I have been following David Plotz's "Blogging the Bible" for months now. Plotz is a non-practicing Jew who is reading through the Bible for the first time and blogging on his reflections upon each book.
His most recent blog is written in response to the final chapters of Isaiah. In addressing 55:8-9, he writes an interesting passage:
Here's an interesting rebuke to those who would try to interpret or explain God. (A rebuke, in other words, to people like me.) "My thoughts are not your thoughts, nor are your ways my ways, says the Lord. For as the heavens are higher than the earth, so are my ways higher than your ways, and my thoughts than your thoughts." According to Isaiah, our efforts to humanize Him, to turn Him into a friend or a relative, even to understand Him, are doomed. The impossibility of imagining God may be the essential theme of Isaiah. Isaiah objects to any effort to contain, reduce, limit, represent, or explain God. (This is the source of his rage against idols.) Once you accept that He can be limited, faith is compromised.
Much of our understanding of God is founded upon, "our efforts to humanize Him, to turn Him into a friend or a relative, even to understand Him." It us not just us moderns that are guilty of this, as this passage from Isaiah should make clear.

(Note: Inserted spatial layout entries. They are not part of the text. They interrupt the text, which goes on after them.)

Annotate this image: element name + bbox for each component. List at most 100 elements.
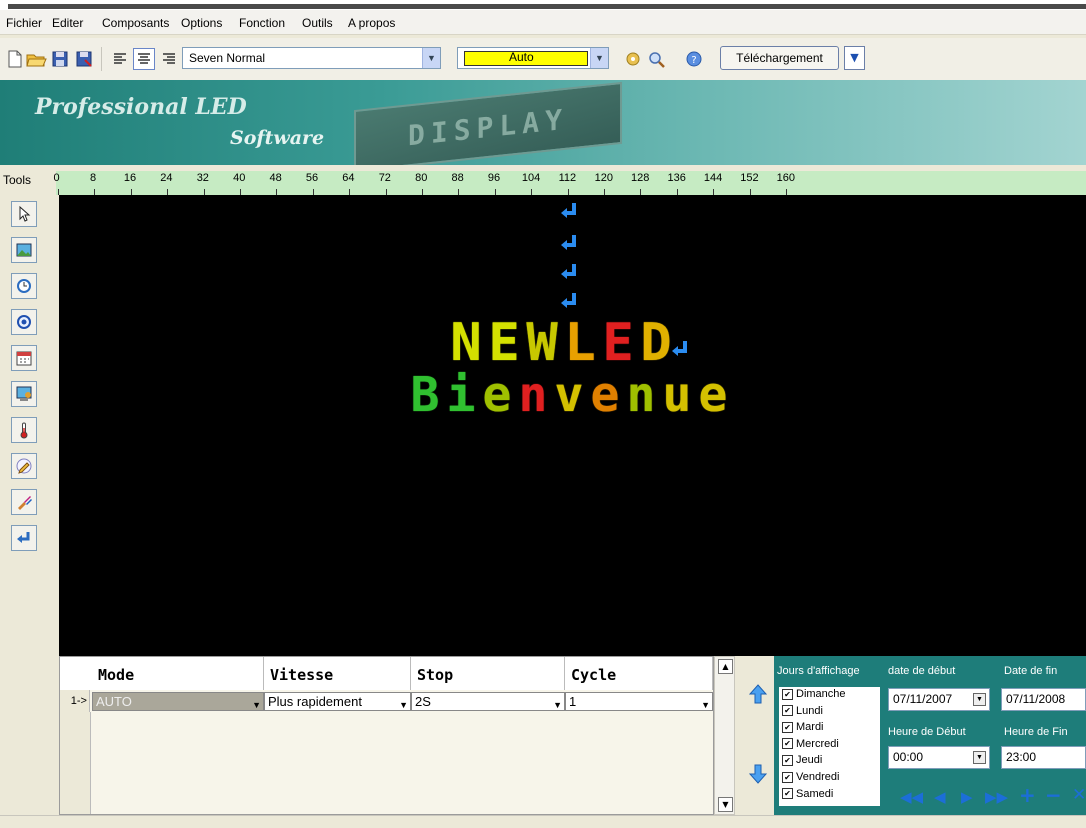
schedule-panel: Jours d'affichage date de début Date de …	[774, 656, 1086, 815]
tools-panel	[0, 195, 56, 795]
last-record-icon[interactable]: ▶▶	[985, 788, 1008, 806]
checkbox-checked-icon[interactable]: ✔	[782, 788, 793, 800]
temperature-circle-icon[interactable]	[11, 309, 37, 335]
led-character: e	[590, 367, 620, 423]
align-center-icon[interactable]	[133, 48, 155, 70]
remove-record-icon[interactable]: −	[1045, 783, 1062, 807]
menu-options[interactable]: Options	[181, 16, 222, 30]
picture-icon[interactable]	[11, 237, 37, 263]
download-button[interactable]: Téléchargement	[720, 46, 839, 70]
day-label: Vendredi	[796, 771, 840, 783]
save-icon[interactable]	[49, 48, 71, 70]
day-checkbox-mercredi[interactable]: ✔ Mercredi	[782, 738, 839, 750]
download-dropdown-button[interactable]: ▼	[844, 46, 865, 70]
move-up-arrow-icon[interactable]	[748, 684, 768, 707]
led-character: n	[626, 367, 656, 423]
checkbox-checked-icon[interactable]: ✔	[782, 771, 793, 783]
font-select[interactable]: Seven Normal ▼	[182, 47, 441, 69]
end-time-field[interactable]: 23:00	[1001, 746, 1086, 769]
toolbar: Seven Normal ▼ Auto ▼ ? Téléchargement ▼	[0, 38, 1086, 80]
chevron-down-icon: ▼	[590, 48, 608, 68]
pencil-icon[interactable]	[11, 453, 37, 479]
calendar-dropdown-icon[interactable]: ▼	[973, 693, 986, 706]
day-checkbox-vendredi[interactable]: ✔ Vendredi	[782, 771, 839, 783]
grid-scrollbar[interactable]: ▲ ▼	[714, 656, 735, 815]
menu-apropos[interactable]: A propos	[348, 16, 395, 30]
checkbox-checked-icon[interactable]: ✔	[782, 688, 793, 700]
color-select[interactable]: Auto ▼	[457, 47, 609, 69]
ruler-tick-label: 48	[269, 172, 282, 184]
help-icon[interactable]: ?	[683, 48, 705, 70]
download-button-label: Téléchargement	[736, 51, 823, 65]
pointer-icon[interactable]	[11, 201, 37, 227]
scroll-up-icon[interactable]: ▲	[718, 659, 733, 674]
led-sign-image: DISPLAY	[354, 81, 622, 165]
thermometer-icon[interactable]	[11, 417, 37, 443]
delete-record-icon[interactable]: ✕	[1072, 785, 1086, 805]
next-record-icon[interactable]: ▶	[961, 788, 973, 806]
checkbox-checked-icon[interactable]: ✔	[782, 705, 793, 717]
day-label: Mercredi	[796, 737, 839, 750]
settings-gear-icon[interactable]	[622, 48, 644, 70]
grid-header-mode[interactable]: Mode	[92, 657, 264, 690]
start-date-field[interactable]: 07/11/2007 ▼	[888, 688, 990, 711]
day-label: Samedi	[796, 787, 834, 800]
vitesse-select[interactable]: Plus rapidement ▼	[264, 692, 411, 711]
day-checkbox-jeudi[interactable]: ✔ Jeudi	[782, 754, 822, 766]
calendar-icon[interactable]	[11, 345, 37, 371]
ruler-tick-label: 112	[558, 172, 577, 184]
stop-select[interactable]: 2S ▼	[411, 692, 565, 711]
checkbox-checked-icon[interactable]: ✔	[782, 721, 793, 733]
start-date-value: 07/11/2007	[893, 692, 953, 706]
counter-icon[interactable]	[11, 381, 37, 407]
day-checkbox-mardi[interactable]: ✔ Mardi	[782, 721, 824, 733]
led-character: N	[450, 313, 482, 373]
checkbox-checked-icon[interactable]: ✔	[782, 754, 793, 766]
color-select-value: Auto	[509, 50, 534, 64]
save-as-icon[interactable]	[73, 48, 95, 70]
align-left-icon[interactable]	[109, 48, 131, 70]
day-checkbox-samedi[interactable]: ✔ Samedi	[782, 788, 833, 800]
menu-composants[interactable]: Composants	[102, 16, 169, 30]
day-label: Mardi	[796, 721, 824, 734]
menu-bar: Fichier Editer Composants Options Foncti…	[0, 10, 1086, 35]
day-checkbox-dimanche[interactable]: ✔ Dimanche	[782, 688, 846, 700]
menu-fichier[interactable]: Fichier	[6, 16, 42, 30]
return-icon[interactable]	[11, 525, 37, 551]
previous-record-icon[interactable]: ◀	[934, 788, 946, 806]
add-record-icon[interactable]: +	[1019, 783, 1036, 807]
move-down-arrow-icon[interactable]	[748, 764, 768, 787]
menu-editer[interactable]: Editer	[52, 16, 83, 30]
grid-header-stop[interactable]: Stop	[411, 657, 565, 690]
brush-icon[interactable]	[11, 489, 37, 515]
scroll-down-icon[interactable]: ▼	[718, 797, 733, 812]
return-arrow-icon	[670, 339, 692, 364]
open-folder-icon[interactable]	[25, 48, 47, 70]
led-character: E	[602, 313, 634, 373]
ruler-tick-label: 96	[487, 172, 501, 184]
start-date-label: date de début	[888, 665, 956, 677]
menu-outils[interactable]: Outils	[302, 16, 333, 30]
start-time-field[interactable]: 00:00 ▼	[888, 746, 990, 769]
day-checkbox-lundi[interactable]: ✔ Lundi	[782, 705, 823, 717]
time-dropdown-icon[interactable]: ▼	[973, 751, 986, 764]
mode-value: AUTO	[96, 694, 132, 709]
clock-icon[interactable]	[11, 273, 37, 299]
checkbox-checked-icon[interactable]: ✔	[782, 738, 793, 750]
align-right-icon[interactable]	[158, 48, 180, 70]
return-arrow-icon	[559, 201, 581, 226]
end-date-value: 07/11/2008	[1006, 692, 1066, 706]
led-display-canvas[interactable]: NEWLED Bienvenue	[59, 195, 1086, 656]
end-date-field[interactable]: 07/11/2008	[1001, 688, 1086, 711]
grid-header-cycle[interactable]: Cycle	[565, 657, 713, 690]
ruler-tick-label: 40	[233, 172, 246, 184]
grid-header-vitesse[interactable]: Vitesse	[264, 657, 411, 690]
cycle-select[interactable]: 1 ▼	[565, 692, 713, 711]
first-record-icon[interactable]: ◀◀	[900, 788, 923, 806]
mode-select[interactable]: AUTO ▼	[92, 692, 264, 711]
display-line-1: NEWLED	[447, 313, 675, 373]
menu-fonction[interactable]: Fonction	[239, 16, 285, 30]
magnifier-icon[interactable]	[645, 48, 667, 70]
chevron-down-icon: ▼	[252, 700, 261, 710]
new-file-icon[interactable]	[3, 48, 25, 70]
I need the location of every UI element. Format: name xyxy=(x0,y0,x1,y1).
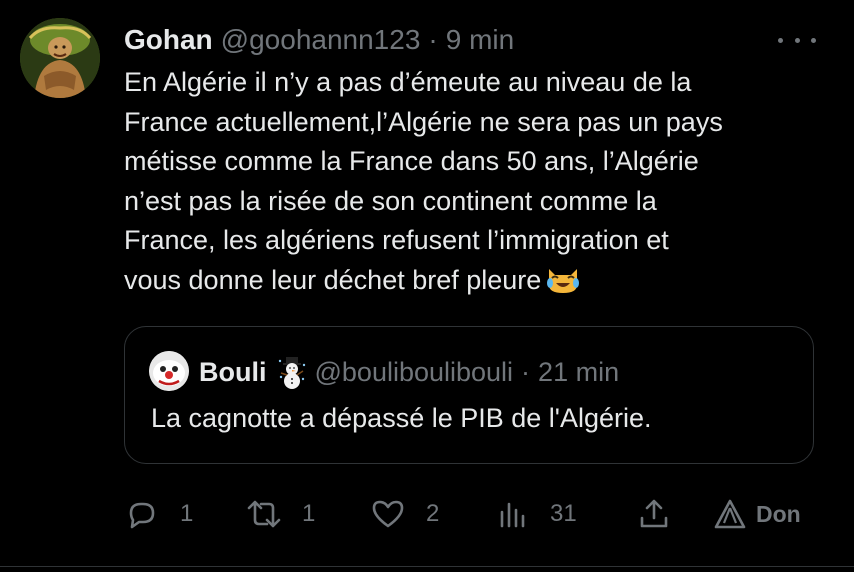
snowman-emoji-icon xyxy=(278,357,305,389)
quoted-tweet-time[interactable]: 21 min xyxy=(538,357,619,388)
bar-chart-icon xyxy=(500,502,525,528)
tweet-text-line: France actuellement,l’Algérie ne sera pa… xyxy=(124,106,723,137)
tweet-text-line: vous donne leur déchet bref pleure xyxy=(124,264,542,295)
promote-triangle-icon xyxy=(714,499,746,529)
tweet[interactable]: Gohan @goohannn123 · 9 min En Algérie il… xyxy=(0,0,854,572)
views-button[interactable]: 31 xyxy=(494,494,577,534)
author-name[interactable]: Gohan xyxy=(124,24,213,56)
retweet-button[interactable]: 1 xyxy=(246,494,315,534)
reply-count: 1 xyxy=(180,500,194,527)
promote-button[interactable]: Don xyxy=(712,494,801,534)
reply-button[interactable]: 1 xyxy=(124,494,193,534)
tweet-text-last-line: vous donne leur déchet bref pleure xyxy=(124,261,814,301)
quoted-tweet-header: Bouli @bouliboulibouli · 21 min xyxy=(199,355,619,389)
tweet-text-line: En Algérie il n’y a pas d’émeute au nive… xyxy=(124,67,692,97)
quoted-tweet[interactable]: Bouli @bouliboulibouli · 21 min La cagno… xyxy=(124,326,814,464)
retweet-count: 1 xyxy=(302,500,316,527)
quoted-author-handle[interactable]: @bouliboulibouli xyxy=(315,357,514,388)
share-button[interactable] xyxy=(636,494,672,534)
quoted-author-name[interactable]: Bouli xyxy=(199,357,267,388)
quoted-author-avatar[interactable] xyxy=(149,351,189,391)
tweet-text-line: France, les algériens refusent l’immigra… xyxy=(124,225,669,255)
tweet-text-line: n’est pas la risée de son continent comm… xyxy=(124,185,657,216)
separator-dot: · xyxy=(521,356,531,387)
separator-dot: · xyxy=(428,24,438,55)
heart-icon xyxy=(372,500,404,528)
divider xyxy=(0,566,854,567)
retweet-icon xyxy=(247,500,281,528)
like-count: 2 xyxy=(426,500,440,527)
quoted-tweet-text: La cagnotte a dépassé le PIB de l'Algéri… xyxy=(151,403,652,433)
author-avatar[interactable] xyxy=(20,18,100,98)
action-bar: 1 1 2 31 Don xyxy=(124,494,814,534)
tweet-text: En Algérie il n’y a pas d’émeute au nive… xyxy=(124,63,814,300)
tweet-time[interactable]: 9 min xyxy=(446,24,514,56)
more-options-icon[interactable] xyxy=(778,28,816,52)
tears-of-joy-cat-emoji-icon xyxy=(547,268,580,293)
reply-icon xyxy=(129,502,155,529)
promote-label: Don xyxy=(756,500,801,527)
tweet-header: Gohan @goohannn123 · 9 min xyxy=(124,22,514,58)
view-count: 31 xyxy=(550,500,577,527)
share-icon xyxy=(640,499,668,528)
author-handle[interactable]: @goohannn123 xyxy=(221,24,421,56)
like-button[interactable]: 2 xyxy=(370,494,439,534)
tweet-text-line: métisse comme la France dans 50 ans, l’A… xyxy=(124,146,699,176)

Yet theologians like Greg Boyd are guilty of this very thing. Read the last sentence of Plotz's again. "Once you accept that He [God] can be limited, faith is compromised." That is an amazing rebuke to Open Theists like Boyd who seek to limit God's foreknowledge. What is surprising is that the rebuke comes from a nominal Jew, reading his Bible for the first time.
But, as is said, even a blind squirrel finds an acorn once in a while. Even a first time Bible-reader can discover a deep truth in the Bible unknown to a theologian with a PhD.